What's the connection between a low IQ in early adulthood and risk for attempted suicide later in life?

Men with a low IQ in early adulthood are at a higher risk for attempted suicide later in life, researchers from the Karolinska Institute, led by Dr. Finn Rasmussen, have found.

In a large-scale study of more than 1.1 million men, Rasmussen and colleagues found that nearly 18,000 of these men (1.6%) were admitted to the hospital at least once for an attempted suicide during 24 years of follow-up, which began after their IQ had been tested. Men with the lowest IQ scores from early adulthood were about nine times as likely to attempt suicide as men with the highest IQ, and “there was a stepwise increase in risk across the full IQ range,” according to the researchers. They also note that “similar associations were observed for all specific methods of attempted suicide.”

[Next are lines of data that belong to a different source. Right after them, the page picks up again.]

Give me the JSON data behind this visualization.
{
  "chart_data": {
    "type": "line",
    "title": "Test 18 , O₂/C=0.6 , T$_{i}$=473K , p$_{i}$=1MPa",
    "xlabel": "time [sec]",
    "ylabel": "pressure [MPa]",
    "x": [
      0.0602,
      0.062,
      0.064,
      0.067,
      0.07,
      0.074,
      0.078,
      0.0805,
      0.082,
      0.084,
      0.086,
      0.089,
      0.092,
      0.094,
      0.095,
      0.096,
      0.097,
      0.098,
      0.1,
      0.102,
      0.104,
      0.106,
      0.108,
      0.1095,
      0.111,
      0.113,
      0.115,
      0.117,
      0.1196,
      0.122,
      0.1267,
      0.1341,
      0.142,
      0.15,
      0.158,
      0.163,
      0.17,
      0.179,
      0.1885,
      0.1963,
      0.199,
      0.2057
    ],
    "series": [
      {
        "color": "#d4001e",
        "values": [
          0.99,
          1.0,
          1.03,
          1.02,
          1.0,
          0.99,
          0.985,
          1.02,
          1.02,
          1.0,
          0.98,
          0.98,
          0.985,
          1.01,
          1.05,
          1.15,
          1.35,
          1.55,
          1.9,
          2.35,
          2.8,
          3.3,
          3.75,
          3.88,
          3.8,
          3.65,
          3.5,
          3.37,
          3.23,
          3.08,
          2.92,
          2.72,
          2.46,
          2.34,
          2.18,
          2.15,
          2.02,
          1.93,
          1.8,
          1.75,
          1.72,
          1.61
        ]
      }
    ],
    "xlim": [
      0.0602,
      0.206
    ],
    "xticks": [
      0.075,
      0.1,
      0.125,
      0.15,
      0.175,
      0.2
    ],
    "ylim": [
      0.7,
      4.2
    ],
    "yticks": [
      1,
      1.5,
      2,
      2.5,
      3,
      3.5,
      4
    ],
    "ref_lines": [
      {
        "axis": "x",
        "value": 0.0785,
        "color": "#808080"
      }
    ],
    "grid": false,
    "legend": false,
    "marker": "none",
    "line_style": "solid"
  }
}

A separate analysis revealed that there was no link between IQ level and attempted suicide risk in men who had been diagnosed with psychosis before they tried to take their own lives.

Though the researchers did not find a specific reason for the link between IQ level and attempted suicide risk, they did speculate about some possibilities. One suggestion was that because people with a lower IQ tend to have a lower socioeconomic status and income level, they may face more financial and social hardships, leading to more suicidal behaviors and thoughts. Additionally, unhealthy lifestyle choices, such as binge drinking, have been linked to lower IQ, and this habit could impact the frequency of suicidal thoughts; other studies have suggested that exposure to violence in childhood hampers IQ development and can also influence later risk for suicide. The researchers note in the British Medical Journalthat “a greater understanding of the mechanisms underlying these associations may provide opportunities and strategies for prevention.”